The City Council overwhelmingly approved the Related Companies’ application to build a million square feet of retail space at the site of the Bronx Terminal Market. Demolition on the existing buildings, just south of Yankee Stadium, could begin as early as June, the developer said.
The nearly unanimous council vote did not reflect the layers of difficulties that have surrounded the project. Union leaders worried that a big-box store with poor labor practices, like Wal-Mart, would end up occupying the mall. Neighborhood advocates said the mall’s stores would exclude the area’s residents, among the poorest in the city, and that the added competition would hurt local businesses.
Some local leaders also expressed concern for the future of a group of ethnic food purveyors who occupy the Bronx Terminal Market. And government watchdogs charged that the developer’s no-bid lease for the site was too laden with incentives and was born from a close relationship between the developer and City Hall.
In a statement yesterday, Mayor Bloomberg hailed the project as a victory for the residents of the South Bronx, saying: “The project will keep shopping dollars in the Bronx that are flowing to New Jersey and Westchester, and create new open space along the Harlem River.”
Yesterday’s approval coincided with the signing of a community benefits agreement between the Bronx delegation of council members, the president of the Bronx, Adolfo Carrion, the project developer, the Related Companies, and members of some neighborhood groups. It aimed to address some of the contentious issues.
Council Member Joel Rivera, a Democrat of the Bronx, said a community task force assembled to negotiate the agreement initially sought $30 million from the developer. An attorney for Related, Jesse Masyr, said the final agreement cost the developer about $5 million.
The agreement specifically banned the presence of Wal-Mart or a Wal-Mart subsidiary in the mall. It also said that Related would pay $3 million to a job-referral program that aims to help employ local Bronx residents. It also set certain thresholds for construction dollars and retail space to award to local businesses. Should a store that charges a membership fee locate at the mall, like BJ’s Wholesale Club, the developer will pay half the membership fees for 2,000 local families. Annual membership fees at BJ’s are about $45.
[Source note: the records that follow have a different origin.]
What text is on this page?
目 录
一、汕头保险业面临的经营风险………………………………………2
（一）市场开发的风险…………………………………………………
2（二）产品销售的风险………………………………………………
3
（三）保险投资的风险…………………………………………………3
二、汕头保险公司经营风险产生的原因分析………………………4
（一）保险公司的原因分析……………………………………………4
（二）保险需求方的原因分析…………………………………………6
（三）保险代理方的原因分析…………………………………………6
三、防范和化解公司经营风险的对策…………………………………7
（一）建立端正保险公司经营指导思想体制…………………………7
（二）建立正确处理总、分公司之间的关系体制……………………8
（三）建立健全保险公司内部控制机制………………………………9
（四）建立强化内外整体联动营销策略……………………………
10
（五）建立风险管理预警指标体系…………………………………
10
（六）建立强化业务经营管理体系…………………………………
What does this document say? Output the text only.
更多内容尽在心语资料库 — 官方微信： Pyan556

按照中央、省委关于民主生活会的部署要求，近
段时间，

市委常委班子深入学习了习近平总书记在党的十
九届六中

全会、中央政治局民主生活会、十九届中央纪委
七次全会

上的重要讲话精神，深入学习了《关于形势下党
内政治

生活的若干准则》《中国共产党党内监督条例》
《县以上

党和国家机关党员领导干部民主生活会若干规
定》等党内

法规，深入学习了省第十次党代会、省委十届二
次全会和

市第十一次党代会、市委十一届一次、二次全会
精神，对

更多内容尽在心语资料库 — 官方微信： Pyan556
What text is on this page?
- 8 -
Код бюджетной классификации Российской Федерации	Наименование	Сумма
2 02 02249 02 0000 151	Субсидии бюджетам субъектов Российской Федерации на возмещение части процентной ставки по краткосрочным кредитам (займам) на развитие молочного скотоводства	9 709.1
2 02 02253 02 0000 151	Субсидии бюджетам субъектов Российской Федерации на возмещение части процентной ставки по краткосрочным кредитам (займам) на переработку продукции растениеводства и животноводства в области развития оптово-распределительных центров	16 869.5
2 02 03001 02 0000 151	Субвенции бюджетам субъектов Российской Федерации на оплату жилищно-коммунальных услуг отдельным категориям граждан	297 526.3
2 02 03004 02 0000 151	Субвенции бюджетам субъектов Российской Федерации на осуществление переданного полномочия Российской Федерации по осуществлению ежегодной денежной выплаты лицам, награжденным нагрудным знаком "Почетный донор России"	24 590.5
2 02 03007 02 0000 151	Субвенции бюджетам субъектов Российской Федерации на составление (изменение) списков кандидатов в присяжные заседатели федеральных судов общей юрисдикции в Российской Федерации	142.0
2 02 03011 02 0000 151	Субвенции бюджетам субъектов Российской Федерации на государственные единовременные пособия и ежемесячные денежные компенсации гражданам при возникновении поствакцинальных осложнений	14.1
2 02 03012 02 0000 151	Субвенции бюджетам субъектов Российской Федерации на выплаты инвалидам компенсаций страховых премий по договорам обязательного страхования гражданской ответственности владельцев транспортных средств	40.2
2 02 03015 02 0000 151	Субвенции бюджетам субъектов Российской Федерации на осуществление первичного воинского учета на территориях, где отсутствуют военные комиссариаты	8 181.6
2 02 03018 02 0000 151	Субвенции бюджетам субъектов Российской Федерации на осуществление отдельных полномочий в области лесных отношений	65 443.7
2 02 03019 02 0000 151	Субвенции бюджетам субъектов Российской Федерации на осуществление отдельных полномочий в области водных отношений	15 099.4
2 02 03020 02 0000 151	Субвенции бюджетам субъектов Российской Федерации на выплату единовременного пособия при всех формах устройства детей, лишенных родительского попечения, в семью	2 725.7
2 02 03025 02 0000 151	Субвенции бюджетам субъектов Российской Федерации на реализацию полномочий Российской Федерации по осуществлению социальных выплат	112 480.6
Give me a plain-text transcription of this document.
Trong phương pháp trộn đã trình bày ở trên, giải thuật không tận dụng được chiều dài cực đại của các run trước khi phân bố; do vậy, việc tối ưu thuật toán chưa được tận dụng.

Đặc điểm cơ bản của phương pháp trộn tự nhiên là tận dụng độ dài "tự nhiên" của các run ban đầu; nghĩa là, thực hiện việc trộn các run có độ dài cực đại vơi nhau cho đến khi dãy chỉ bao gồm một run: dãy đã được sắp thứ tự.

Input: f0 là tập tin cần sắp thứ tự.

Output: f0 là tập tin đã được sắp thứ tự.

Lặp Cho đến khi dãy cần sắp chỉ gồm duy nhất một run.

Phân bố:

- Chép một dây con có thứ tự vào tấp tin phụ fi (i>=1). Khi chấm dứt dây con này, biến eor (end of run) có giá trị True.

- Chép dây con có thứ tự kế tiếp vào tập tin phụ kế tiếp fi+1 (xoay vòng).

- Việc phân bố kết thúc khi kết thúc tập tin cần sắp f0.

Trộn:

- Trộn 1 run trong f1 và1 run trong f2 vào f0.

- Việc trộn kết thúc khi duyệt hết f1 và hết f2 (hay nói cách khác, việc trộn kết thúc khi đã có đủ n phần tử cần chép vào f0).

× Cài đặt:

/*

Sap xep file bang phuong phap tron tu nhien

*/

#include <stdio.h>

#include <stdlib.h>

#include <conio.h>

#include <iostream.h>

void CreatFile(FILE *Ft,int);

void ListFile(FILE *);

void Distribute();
Yesterday, council members of the Bronx and Mr. Carrion touted the agreement as one of the biggest and most valuable community benefit agreements ever signed.
“We got more concessions than mostly any other CBA in the United States of America,” Mr. Rivera said. “It is never perfect, but it is pretty darn close to it.”
Yesterday, the representative of the Bronx Terminal Market merchants who have been fighting their eviction and the amount of their initial $8 million relocation package, Stan Meyer, said a deal with the city to secure about $2 million more in relocation funds was close to being signed.